As can be seen above, the four theories do not differ widely in their dating of the relocation. According to traditional sources, Ying remained the capital of Chu from the time of its establishment by King Wen in 689 BCE until 278 BCE, the 21st year of the reign of King Qingxiang of Chu when an attack by an army from the State of Qin led by General Bai Qi forced the capital to move to Chen. Not counting the short term relocation of the capital during the reign of King Zhao of Chu (reigned 515–489 BCE), Ying served as the Chu capital for a total of 411 years.

== Location ==
According to historian Shi Quan (石泉), Ying was located at the same place as the Qin and Han dynasty Jiangling Commandery (modern-day Jingzhou), between the Ju (沮) and Zhang (漳) rivers. He further states that the city lay in the lower reaches of the modern-day Man River (蛮河) basin to the west of the Han River so that today, the ruins of the Chuhuangcheng (楚皇城) lie here.

Historian Zhang Zhengming argues that King Wen established Ying and that it was located within the boundaries of Yicheng City, Hubei. In 506 BCE the State of Wu invaded Chu and destroyed Ying, and King Zhao of Chu fled only to return to the city without an armistice being declared. After a further attack by Wu in 504 CE the king moved the capital to Ruo. This lay in the eponymous former State of Ruo on the borders of Qin which had been previously annexed by Chu and that the residents continued to call Ying. Some years later, King Zhao moved the capital to Jiangling, Hubei which was also known as Jinan (紀南) or Jinancheng (紀南城).

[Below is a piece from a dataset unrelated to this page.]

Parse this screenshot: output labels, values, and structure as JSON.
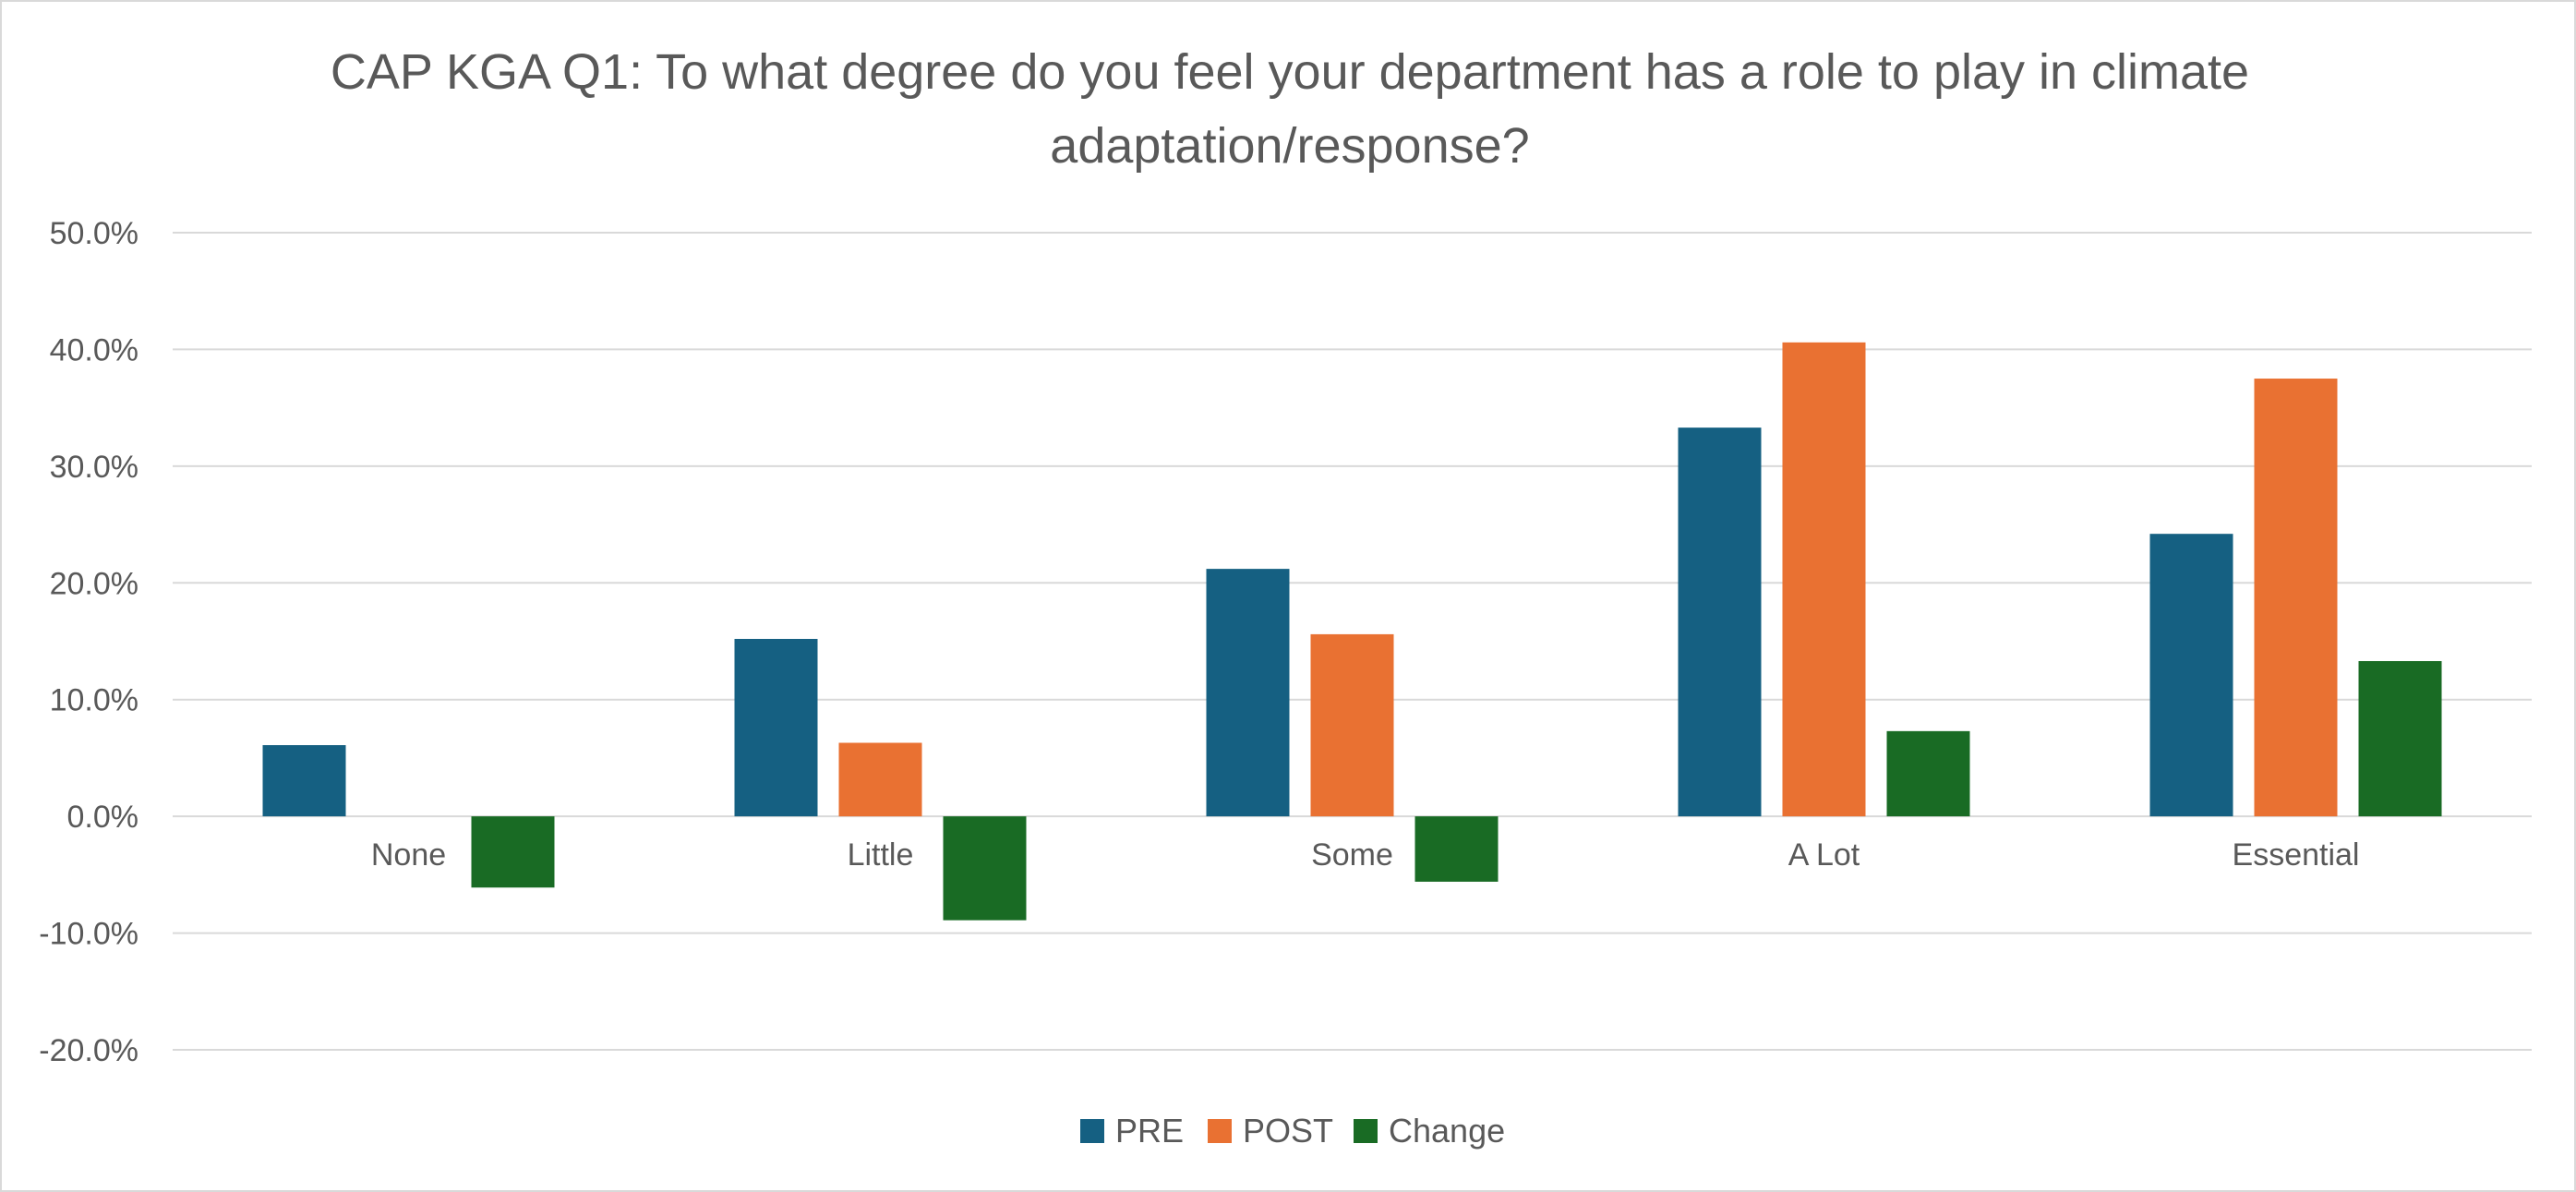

Between the reigns of King Xuan of Chu (reigned 369–340 BCE) and King Qingxiang of Chu (reigned 298–263 BCE), Chu had a further temporary capital that was also called Ying. Ying occupied a strategic location with Yunmeng to the East, Ewuba (扼巫巴) to the west, access to the Central China Plain to the north and the natural defenses of the Yangtze River protecting its southern approaches.

== Legacy ==
Although King Wu of Chu's power base was shaken by the State of Han when they attacked the hinterland around the Jiangyan Plain, King Wen's relocation of the capital to Ying allowed him to continue with his father's military strategy.

Before King Wen moved the capital, he already had control of the Jiangyan Plain and afterwards dispatched his armies northwards as part of his plan to take control of China. At this time, he also held sway over the eastern approach to the State of Han and subsequently attacked the north of the state, giving him control of the Central China Plain.

In 688 BCE, King Wen wiped out the States of Shen and Deng, whereupon his power base became the former Shen capital at Nanyang, Henan.